Seven has already declared they will be calling all games remotely when the season resumes with a boundary rider likely to be the only member of the commentary team at the venue.
But the McAvaney situation is a curveball they're determined to work through given the broadcasting icon is the network's voice of football.
His health is the main priority with the 66-year-old diagnosed with leukaemia back in 2015. He didn't publicly reveal his cancer battle until two years later.
"Bruce doesn't want to risk his health and Channel 7 won't risk it," an industry source said.
"It's going to be very challenging to find that chemistry and flow in the call when you're not sitting next to each other.
"Normally they can tap each other or can work off each other's body language. But don't forget, we are talking about two of the best in the business."

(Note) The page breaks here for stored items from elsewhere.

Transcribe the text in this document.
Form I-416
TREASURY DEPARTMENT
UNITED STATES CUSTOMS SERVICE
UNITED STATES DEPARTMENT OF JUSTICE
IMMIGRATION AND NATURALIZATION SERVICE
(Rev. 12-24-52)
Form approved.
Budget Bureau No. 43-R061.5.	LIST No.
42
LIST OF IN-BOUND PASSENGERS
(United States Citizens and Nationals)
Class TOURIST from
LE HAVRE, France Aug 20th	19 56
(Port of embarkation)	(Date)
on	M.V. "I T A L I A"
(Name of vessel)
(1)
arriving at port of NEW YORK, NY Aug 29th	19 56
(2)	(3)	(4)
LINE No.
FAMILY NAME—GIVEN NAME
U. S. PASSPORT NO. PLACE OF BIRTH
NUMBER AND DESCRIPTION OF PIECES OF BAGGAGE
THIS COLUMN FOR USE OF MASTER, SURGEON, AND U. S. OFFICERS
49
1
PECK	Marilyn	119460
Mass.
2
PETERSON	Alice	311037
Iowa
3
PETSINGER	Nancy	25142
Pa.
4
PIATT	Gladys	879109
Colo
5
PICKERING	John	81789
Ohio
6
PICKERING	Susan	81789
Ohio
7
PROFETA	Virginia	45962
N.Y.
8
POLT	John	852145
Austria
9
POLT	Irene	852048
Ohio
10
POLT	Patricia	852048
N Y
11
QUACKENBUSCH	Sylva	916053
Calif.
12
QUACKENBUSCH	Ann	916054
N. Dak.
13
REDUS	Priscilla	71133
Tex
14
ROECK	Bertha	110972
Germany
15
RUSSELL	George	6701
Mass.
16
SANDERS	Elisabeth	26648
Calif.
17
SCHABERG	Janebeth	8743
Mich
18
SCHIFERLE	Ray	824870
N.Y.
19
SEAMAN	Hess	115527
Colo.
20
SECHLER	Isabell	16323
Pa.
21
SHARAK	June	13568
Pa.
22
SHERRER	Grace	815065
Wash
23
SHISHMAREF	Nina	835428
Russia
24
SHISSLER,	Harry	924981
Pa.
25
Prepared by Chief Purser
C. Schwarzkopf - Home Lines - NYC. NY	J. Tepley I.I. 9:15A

McAvaney hinted at the potential issue this week, describing his situation as "tricky".
"I'm in a tricky situation because I probably need to be in South Australia and I'm not sure if I can go to Victoria and come home, at the moment I can't so that's all is to be worked out," McAvaney told SEN.
"There will be different things that will have to be tried and worked out before the first ball is bounced and then we'll see what happens after that.
"Not easy, not easy for sure. The quarantine has made life, albeit necessary from a health point of view, its made life much more complicated."
The Queensland hub games will be called from Melbourne where leading callers Hamish McLachlan, James Brayshaw and Taylor are based along with experts Wayne Carey, Matthew Richardson and Cameron Ling.
New addition Luke Hodge and AFL legend Leigh Matthews both live in Brisbane which is another factor in what is a very complex situation for AFL broadcaster.